La jeune femme aura aussi reçu beaucoup de courrier envoyé d’un peu partout en France, qui pour lui indiquer combien ses enquêtes microlocales avaient un écho bien au-delà du Centre Bretagne, qui pour déplorer le manque d’enquêtes de ce type, sur le monde rural, ailleurs en France. « Tout cela a donné beaucoup de sens à mon travail, m’a fait éprouver ma responsabilité de journaliste, la réelle utilité de ce métier, ajoute-t-elle. Je crois que je continuerai longtemps, d’une manière ou d’une autre, à enquêter sur l’agroalimentaire breton. Des scandales restés dans l’ombre, il y en a encore beaucoup ! »
« Cette petite utopie journalistique »
La jeune femme prépare d’ailleurs une émission, toujours pour « Les Pieds sur terre », sur le bio en Bretagne, nous a indiqué Sonia Kronlund, qui, en accord avec la directrice de France Culture, Sandrine Treiner, envisage de prolonger la vie de ce « Journal breton », « cette petite utopie journalistique », comme le qualifie Inès Léraud, sous la forme d’un livre. « Il m’est arrivé de me dire, en écoutant ce “Journal breton”, notait Sonia Kronlund en présentant l’épilogue de cette série, qu’Inès ne faisait pas seulement des émissions de radio, mais qu’elle construisait une œuvre au sens concret du terme, qu’elle bâtissait patiemment, pierre par pierre, un édifice solide, puissant et mesuré. Je le dis d’autant plus facilement que je n’y suis pas pour grand-chose. Une œuvre pour l’avenir, j’espère, utile et ouverte. »

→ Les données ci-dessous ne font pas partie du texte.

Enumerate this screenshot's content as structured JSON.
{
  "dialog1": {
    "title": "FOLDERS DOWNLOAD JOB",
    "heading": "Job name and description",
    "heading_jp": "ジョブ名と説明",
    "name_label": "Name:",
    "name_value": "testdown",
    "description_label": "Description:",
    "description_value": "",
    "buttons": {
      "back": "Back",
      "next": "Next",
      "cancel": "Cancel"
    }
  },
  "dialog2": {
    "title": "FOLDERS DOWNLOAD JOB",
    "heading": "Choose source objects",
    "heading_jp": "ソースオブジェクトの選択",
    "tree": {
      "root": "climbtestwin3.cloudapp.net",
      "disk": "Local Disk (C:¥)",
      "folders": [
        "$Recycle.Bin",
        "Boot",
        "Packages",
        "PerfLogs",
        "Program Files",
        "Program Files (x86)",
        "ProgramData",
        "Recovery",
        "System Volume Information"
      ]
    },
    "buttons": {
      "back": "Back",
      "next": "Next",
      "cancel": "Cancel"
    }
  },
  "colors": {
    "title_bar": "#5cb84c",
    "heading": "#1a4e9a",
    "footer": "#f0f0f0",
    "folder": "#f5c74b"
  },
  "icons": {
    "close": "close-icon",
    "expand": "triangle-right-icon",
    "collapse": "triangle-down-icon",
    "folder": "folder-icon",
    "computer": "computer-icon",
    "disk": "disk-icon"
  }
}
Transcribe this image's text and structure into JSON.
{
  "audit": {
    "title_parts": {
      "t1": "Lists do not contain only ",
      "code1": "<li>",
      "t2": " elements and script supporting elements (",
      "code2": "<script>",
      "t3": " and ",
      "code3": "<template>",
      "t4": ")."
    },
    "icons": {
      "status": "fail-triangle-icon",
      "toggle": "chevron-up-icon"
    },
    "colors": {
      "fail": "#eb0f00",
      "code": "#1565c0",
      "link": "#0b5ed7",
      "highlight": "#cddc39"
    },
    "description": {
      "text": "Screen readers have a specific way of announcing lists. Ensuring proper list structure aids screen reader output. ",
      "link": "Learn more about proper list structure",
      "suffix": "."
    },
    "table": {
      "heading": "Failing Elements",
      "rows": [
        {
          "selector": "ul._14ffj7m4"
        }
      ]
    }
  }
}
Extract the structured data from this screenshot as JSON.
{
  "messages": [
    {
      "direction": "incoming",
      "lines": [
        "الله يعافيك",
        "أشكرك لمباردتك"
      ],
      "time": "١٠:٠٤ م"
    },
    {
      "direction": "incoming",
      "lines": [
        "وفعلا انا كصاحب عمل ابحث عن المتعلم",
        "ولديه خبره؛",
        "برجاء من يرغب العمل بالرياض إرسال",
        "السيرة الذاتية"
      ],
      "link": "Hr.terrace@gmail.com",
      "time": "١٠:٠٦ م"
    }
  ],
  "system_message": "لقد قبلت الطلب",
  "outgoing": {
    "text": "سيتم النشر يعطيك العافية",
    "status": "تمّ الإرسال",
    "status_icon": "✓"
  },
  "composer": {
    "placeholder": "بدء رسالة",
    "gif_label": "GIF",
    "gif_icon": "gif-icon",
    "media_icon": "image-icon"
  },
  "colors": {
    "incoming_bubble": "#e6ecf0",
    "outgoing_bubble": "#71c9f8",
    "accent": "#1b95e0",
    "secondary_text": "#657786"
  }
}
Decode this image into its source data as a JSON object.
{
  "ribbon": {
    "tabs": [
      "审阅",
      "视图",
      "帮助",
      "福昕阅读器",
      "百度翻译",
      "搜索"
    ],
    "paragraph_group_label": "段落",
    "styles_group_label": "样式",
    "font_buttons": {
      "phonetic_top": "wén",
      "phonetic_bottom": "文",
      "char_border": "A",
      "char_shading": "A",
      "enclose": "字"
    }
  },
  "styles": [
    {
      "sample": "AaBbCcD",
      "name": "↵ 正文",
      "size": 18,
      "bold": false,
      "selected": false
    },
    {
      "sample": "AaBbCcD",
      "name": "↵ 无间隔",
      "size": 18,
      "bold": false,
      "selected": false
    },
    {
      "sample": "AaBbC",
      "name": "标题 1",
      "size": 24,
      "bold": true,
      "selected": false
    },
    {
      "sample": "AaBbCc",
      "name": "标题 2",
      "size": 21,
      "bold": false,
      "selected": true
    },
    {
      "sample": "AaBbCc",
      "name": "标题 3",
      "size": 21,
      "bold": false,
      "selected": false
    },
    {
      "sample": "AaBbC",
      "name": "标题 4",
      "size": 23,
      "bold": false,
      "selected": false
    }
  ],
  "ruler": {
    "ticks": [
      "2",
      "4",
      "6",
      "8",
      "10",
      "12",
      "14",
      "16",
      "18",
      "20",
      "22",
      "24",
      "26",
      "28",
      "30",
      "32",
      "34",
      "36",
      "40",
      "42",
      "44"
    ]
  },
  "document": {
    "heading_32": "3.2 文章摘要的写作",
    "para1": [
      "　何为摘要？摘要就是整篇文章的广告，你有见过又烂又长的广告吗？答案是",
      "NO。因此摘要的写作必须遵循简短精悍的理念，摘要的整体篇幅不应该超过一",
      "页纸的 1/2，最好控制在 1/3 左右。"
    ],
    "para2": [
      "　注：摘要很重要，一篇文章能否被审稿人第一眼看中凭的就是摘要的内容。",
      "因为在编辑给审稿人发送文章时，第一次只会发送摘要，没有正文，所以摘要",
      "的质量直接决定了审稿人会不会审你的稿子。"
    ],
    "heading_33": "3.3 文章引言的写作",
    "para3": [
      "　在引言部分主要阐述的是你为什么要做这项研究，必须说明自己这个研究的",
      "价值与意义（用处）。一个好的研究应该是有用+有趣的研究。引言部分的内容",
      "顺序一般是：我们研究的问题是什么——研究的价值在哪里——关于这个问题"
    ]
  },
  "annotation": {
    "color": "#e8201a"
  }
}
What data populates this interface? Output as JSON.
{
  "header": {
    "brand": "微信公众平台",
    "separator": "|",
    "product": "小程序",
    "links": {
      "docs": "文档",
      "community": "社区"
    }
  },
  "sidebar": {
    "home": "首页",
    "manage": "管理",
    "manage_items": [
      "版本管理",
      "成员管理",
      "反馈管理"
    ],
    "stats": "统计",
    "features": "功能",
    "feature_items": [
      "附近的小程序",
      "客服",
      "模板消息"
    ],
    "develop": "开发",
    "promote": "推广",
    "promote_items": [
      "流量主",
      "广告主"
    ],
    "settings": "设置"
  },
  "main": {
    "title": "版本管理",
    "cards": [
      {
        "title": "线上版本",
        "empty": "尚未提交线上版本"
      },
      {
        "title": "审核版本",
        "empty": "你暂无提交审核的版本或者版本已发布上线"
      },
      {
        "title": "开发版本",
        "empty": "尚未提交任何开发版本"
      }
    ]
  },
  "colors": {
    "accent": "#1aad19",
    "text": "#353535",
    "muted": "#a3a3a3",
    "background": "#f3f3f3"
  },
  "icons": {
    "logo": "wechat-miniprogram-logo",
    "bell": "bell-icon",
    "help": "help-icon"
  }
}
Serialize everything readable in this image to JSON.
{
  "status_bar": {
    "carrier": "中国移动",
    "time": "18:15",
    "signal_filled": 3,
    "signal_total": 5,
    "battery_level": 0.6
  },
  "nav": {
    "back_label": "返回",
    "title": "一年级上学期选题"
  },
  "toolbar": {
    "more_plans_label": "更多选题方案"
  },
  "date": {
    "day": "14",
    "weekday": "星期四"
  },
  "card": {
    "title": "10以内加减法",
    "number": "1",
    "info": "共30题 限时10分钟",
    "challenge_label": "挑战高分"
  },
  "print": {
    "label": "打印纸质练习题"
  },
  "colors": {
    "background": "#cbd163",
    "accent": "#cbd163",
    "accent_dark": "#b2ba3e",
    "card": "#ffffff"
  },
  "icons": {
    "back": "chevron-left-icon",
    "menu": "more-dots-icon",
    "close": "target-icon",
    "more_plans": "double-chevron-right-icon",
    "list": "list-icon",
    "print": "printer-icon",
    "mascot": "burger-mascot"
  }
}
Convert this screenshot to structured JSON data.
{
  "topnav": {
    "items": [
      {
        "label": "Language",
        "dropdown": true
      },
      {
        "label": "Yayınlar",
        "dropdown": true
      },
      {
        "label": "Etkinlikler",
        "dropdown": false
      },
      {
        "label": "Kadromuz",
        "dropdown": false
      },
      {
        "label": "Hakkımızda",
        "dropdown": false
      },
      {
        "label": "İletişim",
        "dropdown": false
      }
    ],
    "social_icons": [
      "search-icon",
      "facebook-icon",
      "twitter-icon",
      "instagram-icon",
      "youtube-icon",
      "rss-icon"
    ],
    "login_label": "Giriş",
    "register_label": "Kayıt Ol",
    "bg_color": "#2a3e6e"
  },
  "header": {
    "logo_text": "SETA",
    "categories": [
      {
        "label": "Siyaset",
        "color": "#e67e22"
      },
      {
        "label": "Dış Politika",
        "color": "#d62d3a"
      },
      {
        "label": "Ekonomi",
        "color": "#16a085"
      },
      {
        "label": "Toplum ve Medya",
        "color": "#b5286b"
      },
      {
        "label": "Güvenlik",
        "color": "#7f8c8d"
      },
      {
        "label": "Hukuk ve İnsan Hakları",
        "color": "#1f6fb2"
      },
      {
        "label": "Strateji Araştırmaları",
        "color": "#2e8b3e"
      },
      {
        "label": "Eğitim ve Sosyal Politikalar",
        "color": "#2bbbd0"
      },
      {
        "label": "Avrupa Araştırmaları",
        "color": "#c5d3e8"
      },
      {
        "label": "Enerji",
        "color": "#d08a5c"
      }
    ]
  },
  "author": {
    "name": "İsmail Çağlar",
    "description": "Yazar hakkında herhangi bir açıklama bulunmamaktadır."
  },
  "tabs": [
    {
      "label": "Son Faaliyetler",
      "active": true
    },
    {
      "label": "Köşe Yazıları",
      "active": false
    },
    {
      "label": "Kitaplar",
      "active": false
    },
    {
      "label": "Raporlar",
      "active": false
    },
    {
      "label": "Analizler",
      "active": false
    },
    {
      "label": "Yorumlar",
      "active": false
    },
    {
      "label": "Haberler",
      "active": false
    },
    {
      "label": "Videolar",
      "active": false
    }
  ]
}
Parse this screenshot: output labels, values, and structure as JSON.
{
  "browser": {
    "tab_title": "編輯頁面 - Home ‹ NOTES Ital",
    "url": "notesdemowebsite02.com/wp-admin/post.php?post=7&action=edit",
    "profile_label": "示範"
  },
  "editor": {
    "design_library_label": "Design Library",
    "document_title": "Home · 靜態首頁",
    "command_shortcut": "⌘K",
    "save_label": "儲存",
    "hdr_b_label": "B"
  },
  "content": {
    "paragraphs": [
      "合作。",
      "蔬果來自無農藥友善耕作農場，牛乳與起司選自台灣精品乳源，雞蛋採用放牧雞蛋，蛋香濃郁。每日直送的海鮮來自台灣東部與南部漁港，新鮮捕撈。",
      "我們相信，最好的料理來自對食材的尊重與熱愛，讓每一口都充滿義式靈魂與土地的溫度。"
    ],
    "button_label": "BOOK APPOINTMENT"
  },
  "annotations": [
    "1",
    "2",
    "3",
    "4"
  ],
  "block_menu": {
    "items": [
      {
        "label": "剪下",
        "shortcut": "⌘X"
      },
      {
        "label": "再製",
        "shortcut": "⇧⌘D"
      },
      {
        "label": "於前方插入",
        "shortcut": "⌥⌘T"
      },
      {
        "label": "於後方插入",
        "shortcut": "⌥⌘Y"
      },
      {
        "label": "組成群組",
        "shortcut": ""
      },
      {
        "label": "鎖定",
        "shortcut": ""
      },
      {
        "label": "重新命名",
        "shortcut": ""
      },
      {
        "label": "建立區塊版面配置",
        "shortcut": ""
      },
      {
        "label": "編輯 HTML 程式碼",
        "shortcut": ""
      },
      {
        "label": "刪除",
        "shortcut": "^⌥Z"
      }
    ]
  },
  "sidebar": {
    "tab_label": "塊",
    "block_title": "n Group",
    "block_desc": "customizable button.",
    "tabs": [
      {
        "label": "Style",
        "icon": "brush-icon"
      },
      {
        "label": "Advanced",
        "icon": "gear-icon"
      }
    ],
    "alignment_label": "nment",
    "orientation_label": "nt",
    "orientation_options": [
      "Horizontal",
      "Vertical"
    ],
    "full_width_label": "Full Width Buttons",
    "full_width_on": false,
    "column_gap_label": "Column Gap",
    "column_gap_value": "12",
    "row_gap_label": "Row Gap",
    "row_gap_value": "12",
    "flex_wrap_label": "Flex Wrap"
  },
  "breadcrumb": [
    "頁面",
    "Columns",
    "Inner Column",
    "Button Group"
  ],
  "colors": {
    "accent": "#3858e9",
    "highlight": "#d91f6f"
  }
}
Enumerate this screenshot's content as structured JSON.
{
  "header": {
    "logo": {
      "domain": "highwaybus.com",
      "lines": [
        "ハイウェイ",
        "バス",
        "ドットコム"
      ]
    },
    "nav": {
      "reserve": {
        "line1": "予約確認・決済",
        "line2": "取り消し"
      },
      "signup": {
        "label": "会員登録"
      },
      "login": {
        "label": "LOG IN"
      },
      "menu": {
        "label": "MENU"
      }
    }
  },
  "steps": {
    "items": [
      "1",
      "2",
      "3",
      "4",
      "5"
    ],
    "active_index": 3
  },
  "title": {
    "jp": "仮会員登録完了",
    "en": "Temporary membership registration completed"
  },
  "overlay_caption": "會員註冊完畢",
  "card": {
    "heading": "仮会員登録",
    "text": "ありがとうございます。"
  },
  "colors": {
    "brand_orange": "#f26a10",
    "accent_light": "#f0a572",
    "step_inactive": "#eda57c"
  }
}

Pour cette nouvelle saison des « Pieds sur terre » (2018-2019), la documentariste et la productrice ont décidé de prolonger avant tout une collection positive et optimiste, qui compte déjà sept épisodes (diffusés du 14 décembre 2016 au 24 mai 2017 sur France Culture) : une série qui a valu à Inès Léraud le prix Reporters d’espoirs en 2017, et intitulée « Des citoyens qui changent le monde ».
« Les Pieds sur terre » : « Journal breton », d’Inès Léraud. Saisons 1 et 2 (22 × 30 min), à réécouter sur France Culture.